If we take the headline as meaning that some Africans are less intelligent than some westerners, that would indeed be true, as would some westerners are less intelligent than some Africans. Imagine also that you pick someone at random with an IQ of 120 from a mixed group of 50 blacks and 50 whites. Is that person black or white? You have no way of knowing.

Similarly, if you meet a black person, you have no way of predicting his or her IQ in advance. In short, "Africans are less intelligent than westerners" just doesn't mean anything useful, except to those who can't think straight.

Dr S Ian Robertson

Milton Keynes

Sir: Headlines such as the one on African IQ serve only to give credibility to racists and bigots who already hold this view. How do you think our young black children feel when they see headlines like this?

As a black parent, I can tell you that it demeans them, reduces their self-esteem and confidence and makes them believe they do not get job interviews because they may have already been prejudged by employers who may hold this view.

Sophie Oluwole

Luton, Bedfordshire

Sir: Isn't this the James Watson considered a misogynist by Rosalind Franklin, whose crucial work on the double-helix enabled Watson and Crick to claim the Nobel Prize, and who has never acknowledged her part in the discovery?

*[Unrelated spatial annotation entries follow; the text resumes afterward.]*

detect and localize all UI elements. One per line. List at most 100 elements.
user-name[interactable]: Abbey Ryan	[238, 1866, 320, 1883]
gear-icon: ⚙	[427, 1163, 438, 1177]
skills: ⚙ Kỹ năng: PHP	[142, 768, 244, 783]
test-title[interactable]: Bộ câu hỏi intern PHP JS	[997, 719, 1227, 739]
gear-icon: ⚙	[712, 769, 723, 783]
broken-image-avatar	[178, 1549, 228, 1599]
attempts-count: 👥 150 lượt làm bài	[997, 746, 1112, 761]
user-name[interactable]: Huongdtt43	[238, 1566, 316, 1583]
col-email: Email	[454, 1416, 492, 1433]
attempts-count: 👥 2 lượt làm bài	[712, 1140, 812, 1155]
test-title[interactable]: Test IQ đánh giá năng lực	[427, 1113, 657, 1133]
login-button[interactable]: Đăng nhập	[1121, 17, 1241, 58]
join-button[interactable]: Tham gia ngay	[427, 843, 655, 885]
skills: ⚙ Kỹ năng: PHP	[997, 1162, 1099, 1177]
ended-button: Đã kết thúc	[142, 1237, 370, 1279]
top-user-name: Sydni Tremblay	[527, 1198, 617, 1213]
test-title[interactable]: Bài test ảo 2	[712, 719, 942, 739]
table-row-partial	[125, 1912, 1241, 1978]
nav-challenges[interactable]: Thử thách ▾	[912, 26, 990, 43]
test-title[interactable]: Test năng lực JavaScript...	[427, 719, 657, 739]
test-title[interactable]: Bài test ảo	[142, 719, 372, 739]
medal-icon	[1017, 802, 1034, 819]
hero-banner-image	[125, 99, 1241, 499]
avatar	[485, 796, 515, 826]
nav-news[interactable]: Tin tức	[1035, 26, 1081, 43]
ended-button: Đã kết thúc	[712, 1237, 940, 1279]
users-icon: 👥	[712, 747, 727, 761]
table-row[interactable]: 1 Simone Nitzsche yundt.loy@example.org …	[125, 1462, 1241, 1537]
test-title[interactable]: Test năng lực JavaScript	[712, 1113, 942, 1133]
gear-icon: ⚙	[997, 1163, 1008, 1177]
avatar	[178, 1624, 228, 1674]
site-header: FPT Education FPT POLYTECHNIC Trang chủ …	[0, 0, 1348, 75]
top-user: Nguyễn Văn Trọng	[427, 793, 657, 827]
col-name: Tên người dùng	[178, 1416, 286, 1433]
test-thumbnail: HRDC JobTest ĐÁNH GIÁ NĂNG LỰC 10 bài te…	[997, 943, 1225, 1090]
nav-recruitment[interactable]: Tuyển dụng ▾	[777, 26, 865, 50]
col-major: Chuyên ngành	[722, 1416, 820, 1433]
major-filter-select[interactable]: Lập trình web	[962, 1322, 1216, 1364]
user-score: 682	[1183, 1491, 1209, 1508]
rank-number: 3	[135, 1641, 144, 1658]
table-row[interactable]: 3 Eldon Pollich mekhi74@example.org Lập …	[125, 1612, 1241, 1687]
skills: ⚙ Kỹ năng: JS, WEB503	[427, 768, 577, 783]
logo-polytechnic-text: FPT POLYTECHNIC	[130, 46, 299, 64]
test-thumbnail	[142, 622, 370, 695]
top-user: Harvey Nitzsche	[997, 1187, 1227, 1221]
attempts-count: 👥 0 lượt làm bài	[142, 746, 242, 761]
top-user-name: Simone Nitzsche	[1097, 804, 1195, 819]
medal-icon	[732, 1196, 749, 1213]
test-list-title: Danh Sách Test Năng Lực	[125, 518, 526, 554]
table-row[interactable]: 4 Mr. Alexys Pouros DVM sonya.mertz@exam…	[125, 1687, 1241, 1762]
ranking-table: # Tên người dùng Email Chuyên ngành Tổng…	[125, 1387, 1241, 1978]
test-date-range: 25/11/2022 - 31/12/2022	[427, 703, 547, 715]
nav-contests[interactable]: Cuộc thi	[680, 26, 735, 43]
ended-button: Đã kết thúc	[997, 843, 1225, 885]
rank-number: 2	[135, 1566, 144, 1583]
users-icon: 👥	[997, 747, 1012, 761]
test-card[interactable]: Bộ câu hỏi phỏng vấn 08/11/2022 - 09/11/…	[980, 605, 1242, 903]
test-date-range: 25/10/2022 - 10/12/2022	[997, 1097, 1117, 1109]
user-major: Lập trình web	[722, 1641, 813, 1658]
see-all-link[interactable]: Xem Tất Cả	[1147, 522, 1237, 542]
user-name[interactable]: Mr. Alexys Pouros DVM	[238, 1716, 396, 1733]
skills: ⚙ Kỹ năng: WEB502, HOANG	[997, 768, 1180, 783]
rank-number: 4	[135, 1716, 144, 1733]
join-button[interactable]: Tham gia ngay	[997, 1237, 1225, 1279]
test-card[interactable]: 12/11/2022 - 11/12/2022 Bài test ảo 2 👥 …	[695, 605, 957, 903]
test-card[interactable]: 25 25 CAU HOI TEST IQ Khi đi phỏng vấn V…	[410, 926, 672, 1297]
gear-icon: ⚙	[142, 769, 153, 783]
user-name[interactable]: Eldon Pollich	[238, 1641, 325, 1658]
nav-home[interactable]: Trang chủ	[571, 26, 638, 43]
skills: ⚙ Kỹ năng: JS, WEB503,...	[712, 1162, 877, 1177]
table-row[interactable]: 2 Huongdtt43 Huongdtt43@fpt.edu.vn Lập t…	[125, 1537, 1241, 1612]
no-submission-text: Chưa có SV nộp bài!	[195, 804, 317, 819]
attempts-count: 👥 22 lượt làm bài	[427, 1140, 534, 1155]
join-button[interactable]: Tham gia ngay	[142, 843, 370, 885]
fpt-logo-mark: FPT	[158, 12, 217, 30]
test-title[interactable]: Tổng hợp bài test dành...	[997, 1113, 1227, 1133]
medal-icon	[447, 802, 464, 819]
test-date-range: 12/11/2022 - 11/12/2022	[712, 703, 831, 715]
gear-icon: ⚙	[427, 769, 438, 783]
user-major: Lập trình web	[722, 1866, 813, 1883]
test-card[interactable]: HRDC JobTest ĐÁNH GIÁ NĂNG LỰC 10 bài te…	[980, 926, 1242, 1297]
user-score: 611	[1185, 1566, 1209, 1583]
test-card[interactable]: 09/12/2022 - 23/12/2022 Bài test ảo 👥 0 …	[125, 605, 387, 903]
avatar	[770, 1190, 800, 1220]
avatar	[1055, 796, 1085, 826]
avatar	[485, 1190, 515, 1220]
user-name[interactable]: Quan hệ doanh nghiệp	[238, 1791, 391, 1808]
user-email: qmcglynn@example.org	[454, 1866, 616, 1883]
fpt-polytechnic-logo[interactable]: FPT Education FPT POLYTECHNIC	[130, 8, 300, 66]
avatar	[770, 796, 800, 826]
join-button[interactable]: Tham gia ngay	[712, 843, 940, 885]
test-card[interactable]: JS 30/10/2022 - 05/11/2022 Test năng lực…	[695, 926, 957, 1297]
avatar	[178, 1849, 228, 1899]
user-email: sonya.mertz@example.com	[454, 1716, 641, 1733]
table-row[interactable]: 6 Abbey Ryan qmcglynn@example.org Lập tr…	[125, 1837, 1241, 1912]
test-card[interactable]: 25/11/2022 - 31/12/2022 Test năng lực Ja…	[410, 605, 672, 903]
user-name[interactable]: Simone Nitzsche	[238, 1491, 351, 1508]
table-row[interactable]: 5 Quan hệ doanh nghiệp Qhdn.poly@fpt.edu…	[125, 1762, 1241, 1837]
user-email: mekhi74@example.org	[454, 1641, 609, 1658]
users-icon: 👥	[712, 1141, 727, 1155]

If so, why on earth are we taking seriously what this person has to say?

J Poole

Romsey, Hampshire

Briefly

Penalties of age

Sir: Margaret Spivey writes (letter, 24 October) that "for the first time, North Somerset Council offers pensioners no concessions for evening Classes". Our village branch of the Workers' Educational Association (WEA) is also now unable to offer concessionary fees to those over 60 and fully retired. Our WEA Regional Office tells us that this is because of the Age Discrimination Act. Sounds like another ill-thought-through piece of legislation.

Rosemary L Johnson

Byfield, Northamptonshire

History repeated

Sir: Henry II of France died in an accident similar to the one suffered by a modern jouster (report, 23 October. In 1559, Henry had been engaged all day at a jousting party. At the end of the afternoon, the keen sporting king ordered a reluctant courtier to mount one last bout. But the courtier's pole splintered. One shard pierced Henry's eye and another his throat. The king was borne unconscious from the field and died soon after, leaving his widow, Catherine de Medici, in charge of the French state because her sons were too young to rule. A splinter was the term for a joust in those days.

W J Dempster

Lockerley, Hampshire

Limit ignored

Sir: I live in a city with a 20mph limit theoretically applying within the whole central zone. Nobody takes the slightest notice of it and no one has ever seen a policeman stop a speeding motorist. Indeed, a policeman told me that speed cameras cannot detect speeds under 30mph reliably. Only hand-held cameras do that job, and they need a policeman's hand to operate them. Before we reduce the speed limits we need to enforce the limits we have.

Colin Murison Small

Salisbury

Monkeys see, dogs do

Sir: In the small coastal town in Chile where I lived, rabies was endemic so stray dogs were a problem. The locals would chase away any dog by throwing stones at them. Just like the baboons of Nakuru Park (letter, 24 October),the animals had learnt to equate humans with accurately aimed projectiles, to the point where it was often only necessary to bend over and pretend to pick up something, for the animals to turn and run.

Eduard J Zuiderwijk

Bar Hill, Cambridge

Clinging to a recipe

Sir: My son poaches an egg by dropping it on a square of cling film, which he then screws up and pops into boiling water for the requisite time (letter, 23 October). Whether this cooking method results from years of penury as a student, or his PhD in biochemistry, is not clear.

Brian Galbraith

Wadebridge, Cornwall

Fruity question

Sir: Did Keith Nolan (letter, 18 October) pay for his fruit from an account with a certain high-street bank, one of whose cheques I received drawn on the payer's "Currant Account". Should it not have carried a financial health warning that "interest may be paid in peanuts"?